Jesus’s opponents are trying to trap him, of course. His eventual answer has become one of his most memorable utterances, but Jesus gets the better of his opponents before he even answers the question. Having bluntly responded to their false flattery about his sincerity and lack of partiality by calling them hypocrites, he asks to see the coin that is used for the tax. As soon as his opponents produce the coin, a Roman denarius, they are done for. They have publicly demonstrated that they are complicit in the economics of occupation because they use the coinage of their conquerors. Jesus does not have a coin and so immediately gains the moral advantage. He presses home this advantage by asking his questioners to name the person whose image and inscription is on the coin. They name the emperor. At this point Jesus appears to concede that, if the coin belongs to the emperor, it can be given to pay the tax: give therefore to the emperor the things that are the emperor’s. But the concession is quickly and brutally qualified by a magnificent coup de grace: (give) to God the things that are God’s. Jesus’s critics are amazed. Silenced, outwitted, they leave him and go away.

The brevity of Jesus’s response about the question of tax is in inverse proportion to the huge amount of subsequent theological debate about what he meant by his answer. For some, Jesus’s answer is proof that God and politics –of which tax is taken to be representative – should be kept separate; for others, Jesus’s answer is proof that the law is the law and we are under an obligation to obey the law whatever our theological convictions; for still others, Jesus’s answer is proof that religious conviction is a matter of the heart, bearing no relevance to what you choose to do with your money. What all these interpretations, and many others, have in common is that they tend to reflect the more general underlying theological and political convictions of those who espouse them. This observation applies to preachers as much as anyone else, so my concluding remarks about this enigmatic gospel passage might be most appropriately received as a continuation of a theological conversation.
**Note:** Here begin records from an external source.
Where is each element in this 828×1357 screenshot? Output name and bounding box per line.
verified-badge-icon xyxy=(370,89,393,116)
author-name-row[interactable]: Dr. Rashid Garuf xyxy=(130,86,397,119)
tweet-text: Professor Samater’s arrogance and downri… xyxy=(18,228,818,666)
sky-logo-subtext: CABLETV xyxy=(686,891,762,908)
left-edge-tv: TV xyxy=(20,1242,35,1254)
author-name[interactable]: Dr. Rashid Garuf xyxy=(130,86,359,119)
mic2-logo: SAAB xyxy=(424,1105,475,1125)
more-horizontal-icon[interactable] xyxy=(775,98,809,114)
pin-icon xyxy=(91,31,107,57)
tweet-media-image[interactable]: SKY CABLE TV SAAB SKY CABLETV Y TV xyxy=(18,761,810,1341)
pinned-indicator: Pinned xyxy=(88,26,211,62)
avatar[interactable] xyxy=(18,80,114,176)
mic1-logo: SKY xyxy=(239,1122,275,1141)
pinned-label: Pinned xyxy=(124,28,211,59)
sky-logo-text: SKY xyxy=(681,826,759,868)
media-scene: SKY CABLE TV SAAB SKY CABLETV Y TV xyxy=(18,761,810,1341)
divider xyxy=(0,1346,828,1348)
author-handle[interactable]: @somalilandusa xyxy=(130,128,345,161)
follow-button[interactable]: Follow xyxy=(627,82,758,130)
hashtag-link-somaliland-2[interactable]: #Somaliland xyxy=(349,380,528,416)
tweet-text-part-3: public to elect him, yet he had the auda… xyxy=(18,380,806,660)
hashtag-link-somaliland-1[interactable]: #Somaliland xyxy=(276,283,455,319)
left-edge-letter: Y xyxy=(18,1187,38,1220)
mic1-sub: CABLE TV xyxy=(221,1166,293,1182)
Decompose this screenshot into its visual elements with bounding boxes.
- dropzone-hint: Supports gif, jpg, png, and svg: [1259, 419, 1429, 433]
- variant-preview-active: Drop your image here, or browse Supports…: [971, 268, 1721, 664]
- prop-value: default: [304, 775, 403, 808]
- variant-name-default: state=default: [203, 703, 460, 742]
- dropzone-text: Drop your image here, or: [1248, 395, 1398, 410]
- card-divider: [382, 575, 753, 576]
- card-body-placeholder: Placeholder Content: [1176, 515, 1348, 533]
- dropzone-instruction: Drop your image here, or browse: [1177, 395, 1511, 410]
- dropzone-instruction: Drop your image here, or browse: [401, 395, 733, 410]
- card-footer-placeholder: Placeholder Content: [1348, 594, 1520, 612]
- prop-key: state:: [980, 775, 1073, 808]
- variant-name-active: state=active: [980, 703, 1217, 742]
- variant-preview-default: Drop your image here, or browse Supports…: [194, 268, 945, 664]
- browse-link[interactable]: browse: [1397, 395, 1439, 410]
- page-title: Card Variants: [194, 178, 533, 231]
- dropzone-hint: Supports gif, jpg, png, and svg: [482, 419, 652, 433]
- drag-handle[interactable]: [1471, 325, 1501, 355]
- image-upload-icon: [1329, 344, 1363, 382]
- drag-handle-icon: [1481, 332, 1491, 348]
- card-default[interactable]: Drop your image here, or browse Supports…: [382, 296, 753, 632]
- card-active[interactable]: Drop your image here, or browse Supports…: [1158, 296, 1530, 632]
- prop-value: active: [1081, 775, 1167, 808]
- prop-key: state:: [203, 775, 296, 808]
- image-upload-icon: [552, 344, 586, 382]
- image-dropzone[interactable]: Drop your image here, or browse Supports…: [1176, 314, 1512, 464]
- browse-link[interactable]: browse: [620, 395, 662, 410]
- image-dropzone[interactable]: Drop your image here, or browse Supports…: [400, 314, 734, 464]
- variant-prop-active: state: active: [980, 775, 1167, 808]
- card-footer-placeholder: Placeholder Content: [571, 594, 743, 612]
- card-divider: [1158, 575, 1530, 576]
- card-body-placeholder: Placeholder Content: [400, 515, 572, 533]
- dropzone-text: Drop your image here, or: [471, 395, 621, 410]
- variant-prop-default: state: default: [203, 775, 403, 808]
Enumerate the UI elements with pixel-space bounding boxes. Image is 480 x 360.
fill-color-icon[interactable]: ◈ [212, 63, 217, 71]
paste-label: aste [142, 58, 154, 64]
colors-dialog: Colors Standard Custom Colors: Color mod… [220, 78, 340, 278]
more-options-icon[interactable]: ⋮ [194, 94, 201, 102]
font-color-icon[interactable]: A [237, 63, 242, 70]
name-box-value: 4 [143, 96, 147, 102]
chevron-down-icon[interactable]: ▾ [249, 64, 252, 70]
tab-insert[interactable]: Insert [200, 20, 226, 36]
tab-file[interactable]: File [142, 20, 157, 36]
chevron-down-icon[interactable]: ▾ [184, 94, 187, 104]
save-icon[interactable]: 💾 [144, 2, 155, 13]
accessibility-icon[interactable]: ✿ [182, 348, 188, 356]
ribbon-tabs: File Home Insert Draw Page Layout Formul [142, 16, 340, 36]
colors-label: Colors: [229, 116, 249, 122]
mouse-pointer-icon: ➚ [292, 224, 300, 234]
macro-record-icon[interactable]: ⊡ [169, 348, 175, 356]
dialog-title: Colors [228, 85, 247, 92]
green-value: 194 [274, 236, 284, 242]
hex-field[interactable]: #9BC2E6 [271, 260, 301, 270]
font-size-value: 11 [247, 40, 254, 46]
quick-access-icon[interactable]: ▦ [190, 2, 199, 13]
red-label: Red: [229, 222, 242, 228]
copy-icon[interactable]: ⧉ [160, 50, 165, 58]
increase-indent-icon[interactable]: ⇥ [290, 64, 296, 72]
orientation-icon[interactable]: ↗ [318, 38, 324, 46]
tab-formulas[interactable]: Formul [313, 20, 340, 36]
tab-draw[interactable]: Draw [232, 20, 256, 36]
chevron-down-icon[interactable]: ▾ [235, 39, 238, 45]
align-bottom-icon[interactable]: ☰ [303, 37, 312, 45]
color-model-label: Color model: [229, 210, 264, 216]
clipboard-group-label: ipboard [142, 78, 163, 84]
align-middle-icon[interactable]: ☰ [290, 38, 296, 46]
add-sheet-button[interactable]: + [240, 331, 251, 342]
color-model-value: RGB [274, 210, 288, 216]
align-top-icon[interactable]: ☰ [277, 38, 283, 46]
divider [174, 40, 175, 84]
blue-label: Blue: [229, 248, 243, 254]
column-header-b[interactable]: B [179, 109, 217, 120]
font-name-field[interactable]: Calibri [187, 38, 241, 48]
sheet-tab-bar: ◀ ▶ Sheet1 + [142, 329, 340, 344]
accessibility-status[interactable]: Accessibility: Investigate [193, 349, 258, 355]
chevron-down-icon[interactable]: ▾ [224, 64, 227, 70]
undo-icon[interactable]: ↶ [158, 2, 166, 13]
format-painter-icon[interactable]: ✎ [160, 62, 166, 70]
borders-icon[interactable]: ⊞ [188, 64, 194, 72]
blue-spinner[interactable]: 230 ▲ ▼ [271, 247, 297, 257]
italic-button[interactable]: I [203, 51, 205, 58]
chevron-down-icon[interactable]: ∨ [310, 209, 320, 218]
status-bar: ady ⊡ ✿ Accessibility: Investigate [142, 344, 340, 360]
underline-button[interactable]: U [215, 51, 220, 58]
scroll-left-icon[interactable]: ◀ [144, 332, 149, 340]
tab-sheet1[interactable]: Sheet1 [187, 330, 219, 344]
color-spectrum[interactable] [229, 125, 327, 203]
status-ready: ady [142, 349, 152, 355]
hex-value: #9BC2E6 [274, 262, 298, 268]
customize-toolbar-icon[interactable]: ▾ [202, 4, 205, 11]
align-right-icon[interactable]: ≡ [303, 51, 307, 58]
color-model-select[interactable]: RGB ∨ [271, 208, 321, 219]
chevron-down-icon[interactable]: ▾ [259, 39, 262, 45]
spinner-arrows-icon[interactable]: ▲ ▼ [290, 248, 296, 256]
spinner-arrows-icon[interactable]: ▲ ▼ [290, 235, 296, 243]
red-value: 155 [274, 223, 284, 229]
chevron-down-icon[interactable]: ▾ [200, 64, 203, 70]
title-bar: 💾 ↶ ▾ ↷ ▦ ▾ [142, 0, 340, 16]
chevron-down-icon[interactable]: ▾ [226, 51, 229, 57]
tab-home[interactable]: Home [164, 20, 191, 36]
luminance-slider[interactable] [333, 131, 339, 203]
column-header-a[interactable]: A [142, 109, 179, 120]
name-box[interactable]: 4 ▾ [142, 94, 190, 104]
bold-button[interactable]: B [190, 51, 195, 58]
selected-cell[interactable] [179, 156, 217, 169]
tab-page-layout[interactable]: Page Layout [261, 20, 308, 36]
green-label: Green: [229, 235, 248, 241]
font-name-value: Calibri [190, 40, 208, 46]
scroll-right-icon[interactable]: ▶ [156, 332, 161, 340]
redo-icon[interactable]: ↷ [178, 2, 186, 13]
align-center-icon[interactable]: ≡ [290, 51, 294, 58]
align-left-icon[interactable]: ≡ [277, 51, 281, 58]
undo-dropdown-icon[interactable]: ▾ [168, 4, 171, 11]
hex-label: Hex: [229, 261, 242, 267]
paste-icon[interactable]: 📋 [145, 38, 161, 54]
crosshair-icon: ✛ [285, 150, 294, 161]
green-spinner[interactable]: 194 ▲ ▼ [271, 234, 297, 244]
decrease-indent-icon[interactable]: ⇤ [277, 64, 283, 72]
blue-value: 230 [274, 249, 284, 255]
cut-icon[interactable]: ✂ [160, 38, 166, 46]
Hundreds of years before Christ, when King David is praising God for the gifts that have been offered for the building of the temple in Jerusalem, he offers a reminder of the one it is to whom we all owe ultimate allegiance: all things come from you, O Lord, and of your own have we given you.  I believe that it is, at the very least, highly likely that these words lie behind the final part of Jesus’ answer to the question about paying tax: (give) to God the things that are God’s.  Jesus is reminding his opponents, and us, that in God’s economy there is absolutely no division between the sacred and the secular, the political and the religious. All that we are and all that we possess belong entirely to God; every decision we make – moral, practical, political – will be judged in the light of the one and only commitment that cannot be relativized: our commitment to serve God. I also believe that it is this subtle but unanswerable theological assertion that amazes, silences, and outwits Jesus’s opponents.  They realise that Jesus has stepped aside from the binary choice they had thought to entrap him with.  As one writer has succinctly put it, Jesus has allowed that we may divide our budget, but has reminded us that we must never divide our ultimate allegiance.